Marcha a Brasília e expansão do movimento
O secretário também citou uma mobilização organizada pelo deputado federal Nikolas Ferreira, que teria saído de Minas Gerais em direção a Brasília.
“O Nikolas puxou uma marcha de Minas Gerais a Brasília. Eu estive lá. Nós oramos, clamamos e falamos que o Brasil não pode continuar do jeito que está. A partir daí começou o Acorda Brasil, que hoje acontece em todas as capitais”, afirmou.
Críticas à economia e à segurança
Em tom contundente, Luz criticou a condução da economia pelo governo do presidente Luiz Inácio Lula da Silva, mencionando dados sobre inflação.

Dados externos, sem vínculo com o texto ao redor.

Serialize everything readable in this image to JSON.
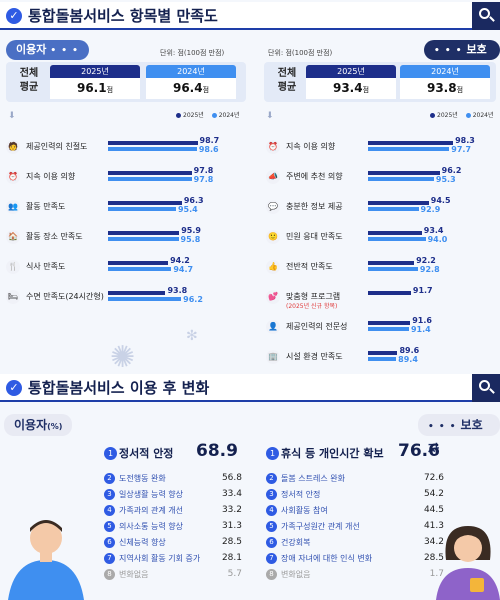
{
  "section1": {
    "title": "통합돌봄서비스 항목별 만족도",
    "user_tab": "이용자",
    "guard_tab": "보호자",
    "unit_user": "단위: 점(100점 만점)",
    "unit_guard": "단위: 점(100점 만점)",
    "avg_label": "전체 평균",
    "year_2025": "2025년",
    "year_2024": "2024년",
    "score_unit": "점",
    "user_avg_2025": "96.1",
    "user_avg_2024": "96.4",
    "guard_avg_2025": "93.4",
    "guard_avg_2024": "93.8",
    "legend_2025": "2025년",
    "legend_2024": "2024년"
  },
  "section2": {
    "title": "통합돌봄서비스 이용 후 변화",
    "user_tab": "이용자",
    "user_tab_unit": "(%)",
    "guard_tab": "보호자",
    "user_list": [
      {
        "n": "1",
        "label": "정서적 안정",
        "value": "68.9"
      },
      {
        "n": "2",
        "label": "도전행동 완화",
        "value": "56.8"
      },
      {
        "n": "3",
        "label": "일상생활 능력 향상",
        "value": "33.4"
      },
      {
        "n": "4",
        "label": "가족과의 관계 개선",
        "value": "33.2"
      },
      {
        "n": "5",
        "label": "의사소통 능력 향상",
        "value": "31.3"
      },
      {
        "n": "6",
        "label": "신체능력 향상",
        "value": "28.5"
      },
      {
        "n": "7",
        "label": "지역사회 활동 기회 증가",
        "value": "28.1"
      },
      {
        "n": "8",
        "label": "변화없음",
        "value": "5.7"
      }
    ],
    "guard_list": [
      {
        "n": "1",
        "label": "휴식 등 개인시간 확보",
        "value": "76.6"
      },
      {
        "n": "2",
        "label": "돌봄 스트레스 완화",
        "value": "72.6"
      },
      {
        "n": "3",
        "label": "정서적 안정",
        "value": "54.2"
      },
      {
        "n": "4",
        "label": "사회활동 참여",
        "value": "44.5"
      },
      {
        "n": "5",
        "label": "가족구성원간 관계 개선",
        "value": "41.3"
      },
      {
        "n": "6",
        "label": "건강회복",
        "value": "34.2"
      },
      {
        "n": "7",
        "label": "장애 자녀에 대한 인식 변화",
        "value": "28.5"
      },
      {
        "n": "8",
        "label": "변화없음",
        "value": "1.7"
      }
    ]
  },
  "colors": {
    "y2025": "#1d2e8a",
    "y2024": "#3f8ff0",
    "accent": "#2f5be3"
  },
  "chart_data": [
    {
      "type": "bar",
      "orientation": "horizontal",
      "title": "이용자",
      "categories": [
        "제공인력의 친절도",
        "지속 이용 의향",
        "활동 만족도",
        "활동 장소 만족도",
        "식사 만족도",
        "수면 만족도(24시간형)"
      ],
      "icons": [
        "🧑",
        "⏰",
        "👥",
        "🏠",
        "🍴",
        "🛏"
      ],
      "series": [
        {
          "name": "2025년",
          "values": [
            98.7,
            97.8,
            96.3,
            95.9,
            94.2,
            93.8
          ]
        },
        {
          "name": "2024년",
          "values": [
            98.6,
            97.8,
            95.4,
            95.8,
            94.7,
            96.2
          ]
        }
      ],
      "xlim": [
        85,
        100
      ]
    },
    {
      "type": "bar",
      "orientation": "horizontal",
      "title": "보호자",
      "categories": [
        "지속 이용 의향",
        "주변에 추천 의향",
        "충분한 정보 제공",
        "민원 응대 만족도",
        "전반적 만족도",
        "맞춤형 프로그램",
        "제공인력의 전문성",
        "시설 환경 만족도"
      ],
      "subtitles": [
        "",
        "",
        "",
        "",
        "",
        "(2025년 신규 항목)",
        "",
        ""
      ],
      "icons": [
        "⏰",
        "📣",
        "💬",
        "🙂",
        "👍",
        "💕",
        "👤",
        "🏢"
      ],
      "series": [
        {
          "name": "2025년",
          "values": [
            98.3,
            96.2,
            94.5,
            93.4,
            92.2,
            91.7,
            91.6,
            89.6
          ]
        },
        {
          "name": "2024년",
          "values": [
            97.7,
            95.3,
            92.9,
            94.0,
            92.8,
            null,
            91.4,
            89.4
          ]
        }
      ],
      "xlim": [
        85,
        100
      ]
    }
  ]
}
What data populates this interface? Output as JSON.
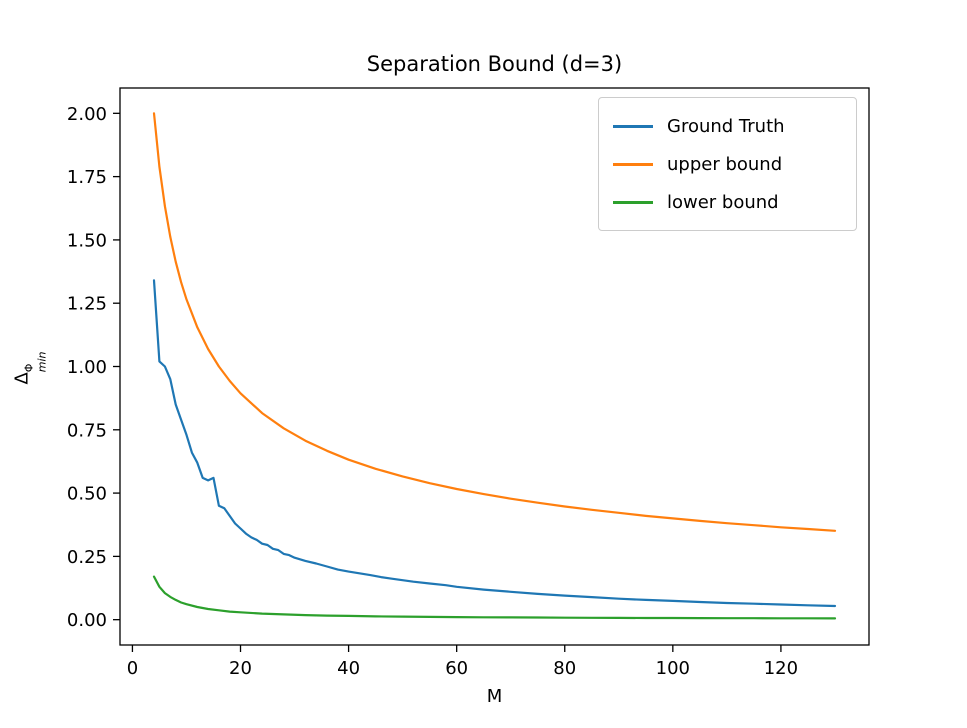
{
  "figure": {
    "background": "#ffffff",
    "axes_color": "#000000"
  },
  "chart_data": {
    "type": "line",
    "title": "Separation Bound (d=3)",
    "xlabel": "M",
    "ylabel": {
      "base": "Δ",
      "sup": "Φ",
      "sub": "min"
    },
    "xlim": [
      -2.3,
      136.3
    ],
    "ylim": [
      -0.1,
      2.1
    ],
    "xticks": [
      0,
      20,
      40,
      60,
      80,
      100,
      120
    ],
    "xtick_labels": [
      "0",
      "20",
      "40",
      "60",
      "80",
      "100",
      "120"
    ],
    "yticks": [
      0,
      0.25,
      0.5,
      0.75,
      1.0,
      1.25,
      1.5,
      1.75,
      2.0
    ],
    "ytick_labels": [
      "0.00",
      "0.25",
      "0.50",
      "0.75",
      "1.00",
      "1.25",
      "1.50",
      "1.75",
      "2.00"
    ],
    "grid": false,
    "legend_position": "upper right",
    "series": [
      {
        "name": "Ground Truth",
        "color": "#1f77b4",
        "x": [
          4,
          5,
          6,
          7,
          8,
          9,
          10,
          11,
          12,
          13,
          14,
          15,
          16,
          17,
          18,
          19,
          20,
          21,
          22,
          23,
          24,
          25,
          26,
          27,
          28,
          29,
          30,
          32,
          34,
          36,
          38,
          40,
          42,
          44,
          46,
          48,
          50,
          52,
          55,
          58,
          60,
          65,
          70,
          75,
          80,
          85,
          90,
          95,
          100,
          105,
          110,
          115,
          120,
          125,
          130
        ],
        "y": [
          1.34,
          1.02,
          1.0,
          0.95,
          0.85,
          0.79,
          0.73,
          0.66,
          0.62,
          0.56,
          0.55,
          0.56,
          0.45,
          0.44,
          0.41,
          0.38,
          0.36,
          0.34,
          0.325,
          0.315,
          0.3,
          0.295,
          0.28,
          0.275,
          0.26,
          0.255,
          0.245,
          0.232,
          0.222,
          0.21,
          0.198,
          0.19,
          0.183,
          0.176,
          0.168,
          0.162,
          0.156,
          0.15,
          0.143,
          0.136,
          0.13,
          0.119,
          0.11,
          0.102,
          0.095,
          0.089,
          0.083,
          0.078,
          0.074,
          0.07,
          0.066,
          0.063,
          0.06,
          0.057,
          0.054
        ]
      },
      {
        "name": "upper bound",
        "color": "#ff7f0e",
        "x": [
          4,
          5,
          6,
          7,
          8,
          9,
          10,
          12,
          14,
          16,
          18,
          20,
          24,
          28,
          32,
          36,
          40,
          45,
          50,
          55,
          60,
          65,
          70,
          75,
          80,
          85,
          90,
          95,
          100,
          105,
          110,
          115,
          120,
          125,
          130
        ],
        "y": [
          2.0,
          1.789,
          1.633,
          1.512,
          1.414,
          1.333,
          1.265,
          1.155,
          1.069,
          1.0,
          0.943,
          0.894,
          0.816,
          0.756,
          0.707,
          0.667,
          0.632,
          0.596,
          0.566,
          0.539,
          0.516,
          0.496,
          0.478,
          0.462,
          0.447,
          0.434,
          0.422,
          0.41,
          0.4,
          0.39,
          0.381,
          0.373,
          0.365,
          0.358,
          0.351
        ]
      },
      {
        "name": "lower bound",
        "color": "#2ca02c",
        "x": [
          4,
          5,
          6,
          7,
          8,
          9,
          10,
          12,
          14,
          16,
          18,
          20,
          24,
          28,
          32,
          36,
          40,
          45,
          50,
          55,
          60,
          65,
          70,
          75,
          80,
          85,
          90,
          95,
          100,
          105,
          110,
          115,
          120,
          125,
          130
        ],
        "y": [
          0.17,
          0.13,
          0.105,
          0.09,
          0.078,
          0.068,
          0.061,
          0.05,
          0.042,
          0.037,
          0.032,
          0.029,
          0.024,
          0.021,
          0.018,
          0.016,
          0.015,
          0.013,
          0.012,
          0.011,
          0.01,
          0.0095,
          0.009,
          0.0085,
          0.008,
          0.0075,
          0.007,
          0.0068,
          0.0065,
          0.0062,
          0.006,
          0.0058,
          0.0056,
          0.0054,
          0.0052
        ]
      }
    ]
  }
}
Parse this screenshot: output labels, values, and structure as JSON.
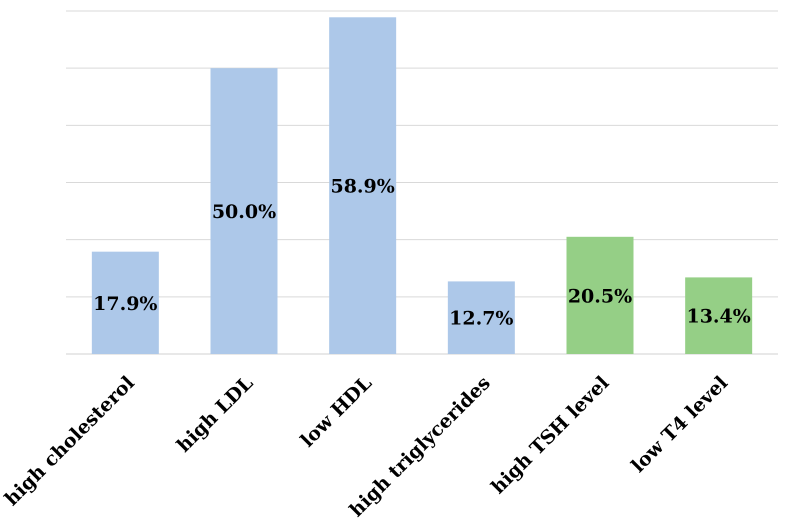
{
  "chart_data": {
    "type": "bar",
    "title": "",
    "xlabel": "",
    "ylabel": "",
    "categories": [
      "high cholesterol",
      "high LDL",
      "low HDL",
      "high triglycerides",
      "high TSH level",
      "low T4 level"
    ],
    "values": [
      17.9,
      50.0,
      58.9,
      12.7,
      20.5,
      13.4
    ],
    "data_labels": [
      "17.9%",
      "50.0%",
      "58.9%",
      "12.7%",
      "20.5%",
      "13.4%"
    ],
    "bar_colors": [
      "#adc8e9",
      "#adc8e9",
      "#adc8e9",
      "#adc8e9",
      "#95cf86",
      "#95cf86"
    ],
    "ylim": [
      0,
      60
    ],
    "y_gridline_step": 10,
    "show_y_tick_labels": false,
    "grid": true,
    "legend": "none"
  }
}
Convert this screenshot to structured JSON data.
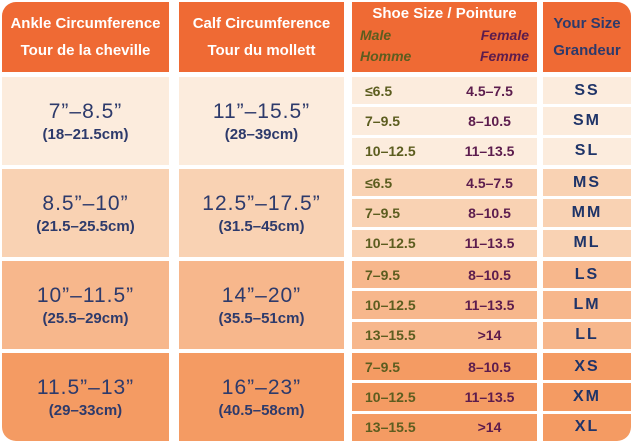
{
  "header": {
    "ankle_en": "Ankle Circumference",
    "ankle_fr": "Tour de la cheville",
    "calf_en": "Calf Circumference",
    "calf_fr": "Tour du mollett",
    "shoe_title": "Shoe Size / Pointure",
    "male_en": "Male",
    "male_fr": "Homme",
    "female_en": "Female",
    "female_fr": "Femme",
    "size_en": "Your Size",
    "size_fr": "Grandeur"
  },
  "groups": [
    {
      "ankle_in": "7”–8.5”",
      "ankle_cm": "(18–21.5cm)",
      "calf_in": "11”–15.5”",
      "calf_cm": "(28–39cm)",
      "rows": [
        {
          "male": "≤6.5",
          "female": "4.5–7.5",
          "size": "SS"
        },
        {
          "male": "7–9.5",
          "female": "8–10.5",
          "size": "SM"
        },
        {
          "male": "10–12.5",
          "female": "11–13.5",
          "size": "SL"
        }
      ]
    },
    {
      "ankle_in": "8.5”–10”",
      "ankle_cm": "(21.5–25.5cm)",
      "calf_in": "12.5”–17.5”",
      "calf_cm": "(31.5–45cm)",
      "rows": [
        {
          "male": "≤6.5",
          "female": "4.5–7.5",
          "size": "MS"
        },
        {
          "male": "7–9.5",
          "female": "8–10.5",
          "size": "MM"
        },
        {
          "male": "10–12.5",
          "female": "11–13.5",
          "size": "ML"
        }
      ]
    },
    {
      "ankle_in": "10”–11.5”",
      "ankle_cm": "(25.5–29cm)",
      "calf_in": "14”–20”",
      "calf_cm": "(35.5–51cm)",
      "rows": [
        {
          "male": "7–9.5",
          "female": "8–10.5",
          "size": "LS"
        },
        {
          "male": "10–12.5",
          "female": "11–13.5",
          "size": "LM"
        },
        {
          "male": "13–15.5",
          "female": ">14",
          "size": "LL"
        }
      ]
    },
    {
      "ankle_in": "11.5”–13”",
      "ankle_cm": "(29–33cm)",
      "calf_in": "16”–23”",
      "calf_cm": "(40.5–58cm)",
      "rows": [
        {
          "male": "7–9.5",
          "female": "8–10.5",
          "size": "XS"
        },
        {
          "male": "10–12.5",
          "female": "11–13.5",
          "size": "XM"
        },
        {
          "male": "13–15.5",
          "female": ">14",
          "size": "XL"
        }
      ]
    }
  ],
  "colors": {
    "header_bg": "#ef6a34",
    "group1_bg": "#fcecdd",
    "group2_bg": "#f9d2b3",
    "group3_bg": "#f7b78c",
    "group4_bg": "#f49b63",
    "header_text": "#ffffff",
    "navy_text": "#2d3a6b",
    "male_text": "#5c5d1f",
    "female_text": "#5c1c4d"
  }
}
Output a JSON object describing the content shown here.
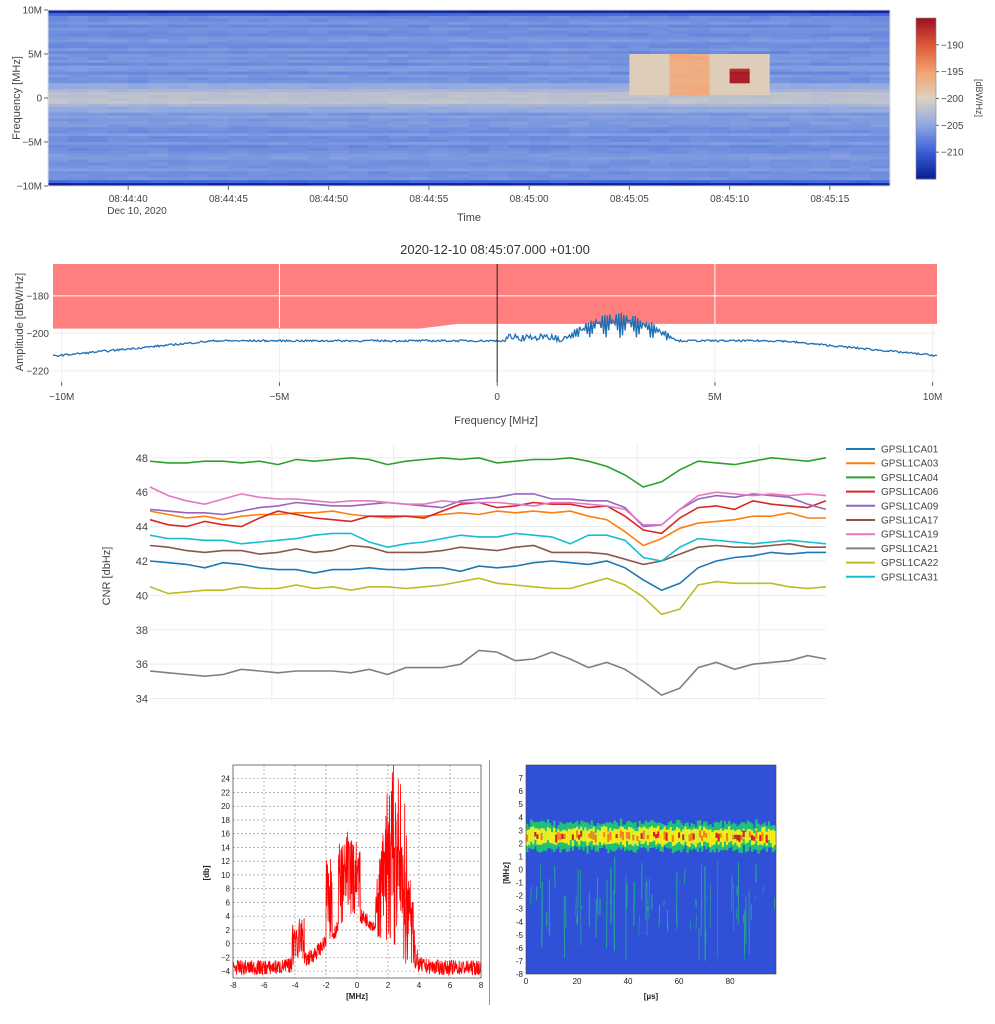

“Só em 2026, nesses primeiros meses, já temos quase 1% de aumento da inflação, chegando a 8,6%. Nós não podemos aceitar isso”, disse.
Ele também fez críticas ao aumento de taxas e direcionou declarações à primeira-dama e ao presidente, afirmando que o governo promove gastos excessivos.
Na área da segurança pública, o secretário declarou que o país vive um momento de insegurança generalizada e acusou o governo federal de fragilidade no combate ao crime.
Ataques ao STF e a ministros
O discurso também teve como alvo o Supremo Tribunal Federal. João Marcos Luz citou nominalmente os ministros Alexandre de Moraes e Dias Toffoli, afirmando que instituições que antes eram respeitadas estariam sendo “manipuladas”.
“Instituições que eram caras ao povo brasileiro hoje estão sendo manipuladas. Você vê o STF envolvido em escândalos”, declarou.
Ele também mencionou investigações relacionadas ao INSS e criticou o atual cenário político nacional.
Pedido de impeachment
Encerrando o pronunciamento, o secretário defendeu o afastamento do presidente da República e de ministros do STF.
“O governo do Lula apodreceu. Não dá mais para recuperar nada. A única saída é fora Lula, fora Moraes, fora Toffoli e fora corrupção”, concluiu.
O evento ocorreu de forma pacífica e reuniu apoiadores no espaço público da capital acreana. O portal Amazônia Agora acompanhou a movimentação e traz os principais destaques do ato, que reforça a mobilização de grupos conservadores em Rio Branco e em outras capitais do país.